PITTSBURGH (AP) — His players unable to reach agreement on how to respond to President Donald Trump’s suggestion that NFL players who protest during the national anthem should be fired, Pittsburgh Steelers coach Mike Tomlin signed off on their decision to remain in the tunnel before kickoff last weekend in Chicago.
The Steelers, in their words, were attempting to find middle ground. Turns out, there might not be any. And if Tomlin is being honest, he’s no longer interested in the search.
“You’re asking us about middle ground, you’re asking us about right or left,” Tomlin said Tuesday . “We’re a football group. That’s what you guys don’t understand.
“We don’t care, largely, professionally speaking. We have personal opinions yes. Professionally, we’re about to kick a ball off.”
And Tomlin would prefer to get back to doing his job, a concept complicated by the fallout from the visual of 52 of his 53 players remaining in the tunnel while the anthem played at Soldier Field as left tackle Alejandro Villanueva — a West Point graduate and former Army Ranger — stood alone with his hand over his heart on the fringe of the field as “The Star-Spangled Banner” blared.
Villanueva apologized on Monday for what he called the team’s “butchered” plan to have him remain at the front of the line but still out of sight.
While longtime fans took to social media or inundated the team’s headquarters with phone calls and emails in anger, the franchise tried to find a way to clearly explain its stance it stresses wasn’t really a stance at all.
Villanueva, quarterback Ben Roethlisberger and defensive end Cam Heyward went to great lengths on Monday to point out the team was not disrespecting the anthem by not participating but simply trying to extricate from the dilemma entirely.
Team president Art Rooney II released an open letter to fans on Tuesday to clear up what he called a “misperception” of the club’s actions.
“The intentions of Steelers players were to stay out of the business of making political statements by not taking the field,” Rooney wrote. “Unfortunately that was interpreted as a boycott of the anthem, which was never our players’ intentions.”
Tomlin pointed out the team has had “100 percent participation” during the anthem since the movement of some form of silent protest began with former San Francisco quarterback Colin Kaepernick last summer.
That threatened to change, however, following a speech by Trump last week in which he called for owners to deal with a protesting player by getting “that son of a bitch off the field right now.”
“The statements made last week, that put potentially some of those attitudes we’ve been proud about (at risk),” Tomlin said.
When asked which statements specifically, Tomlin added “the SOBs statement.

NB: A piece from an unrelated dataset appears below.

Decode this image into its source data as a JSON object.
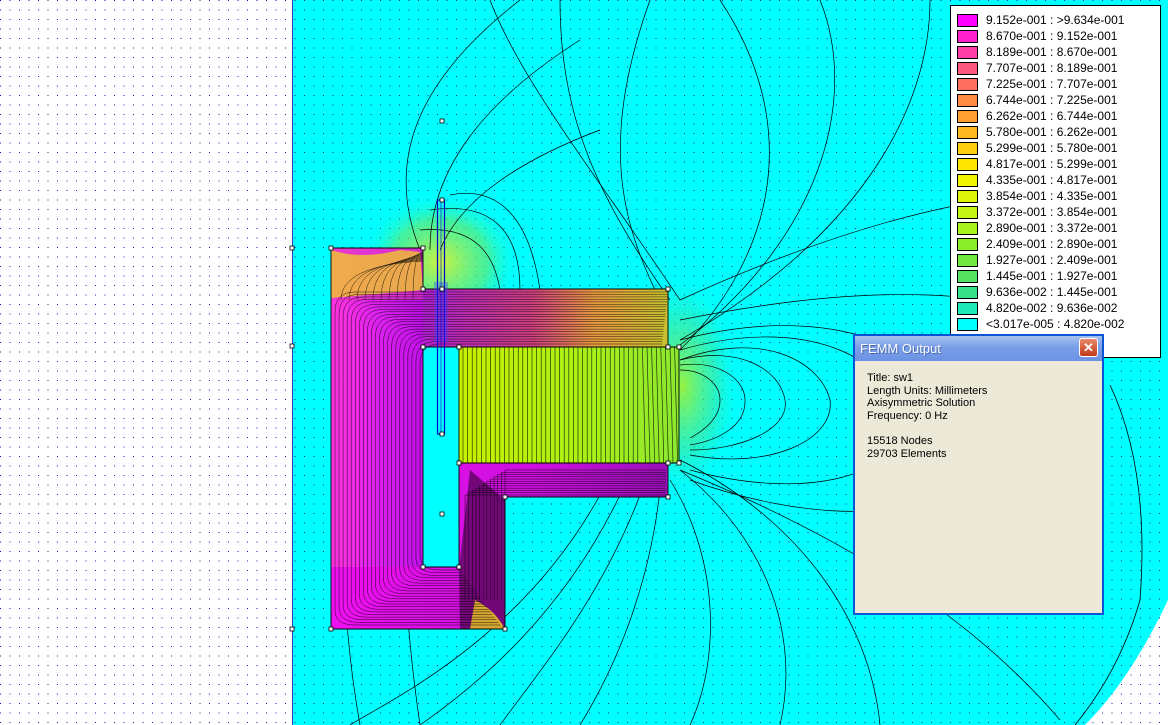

The statements that seemingly goad certain athletes into demonstrating.”
During a lengthy team meeting on Saturday night, several players expressed an interest in protesting in some fashion but no consensus could be reached so the Steelers tried to extricate themselves from the situation entirely.
“Things are happening around them that apply pressure to them,” Tomlin said. “Whether they feel like they’re being goaded and that’s your perception or there’s another perception that those that oppose some of (Trump’s) statements are applying pressure on players to demonstrate.
“I’m opposed to both factions to be quite honest with you. I’m an advocate for players. I’m an advocate for those that simply want to do their jobs.”
The Steelers plan to be on the field during the next Sunday when they play in Baltimore, though they’re not sure whether they’ll simply stand at attention or engage in some form of united expression of unity.
“It’s not that we’re not socially conscious, not that we’re not community conscious,” Tomlin said. “We just don’t believe in demonstrations. We believe in impact. So we give ourselves and free time in that area, Tuesdays (normally) being that day, not moments before kickoff.”
Roethlisberger and linebacker Arthur Moats hinted the emotions surrounding Trump’s remarks and the ensuing internal discussion about how to handle the anthem may have played a role in Pittsburgh’s 23-17 overtime loss to the Bears. Tomlin acknowledged the noise is difficult to drown out but added it’s hardly an excuse.
“Hopefully we learn something from this week’s past experiences in terms of being able to be singularly focused in the midst of a potential storm that’s outside of our control,” he said. “Was it a distraction? I’m sure it was in a lot of ways but we still got a job to do and hopefully we learn from it.”
Tomlin was on the sideline during the anthem, away from his players, something he said he did to get comfortable in unfamiliar surroundings.
The Steelers plan to be next to him this weekend. Whatever the players may do, Tomlin doesn’t really care so long as they do it together.
“We have nothing to hide,” Tomlin said. “We’re just a group trying to play football and people are using us in these circumstances for their benefit and we resist it.”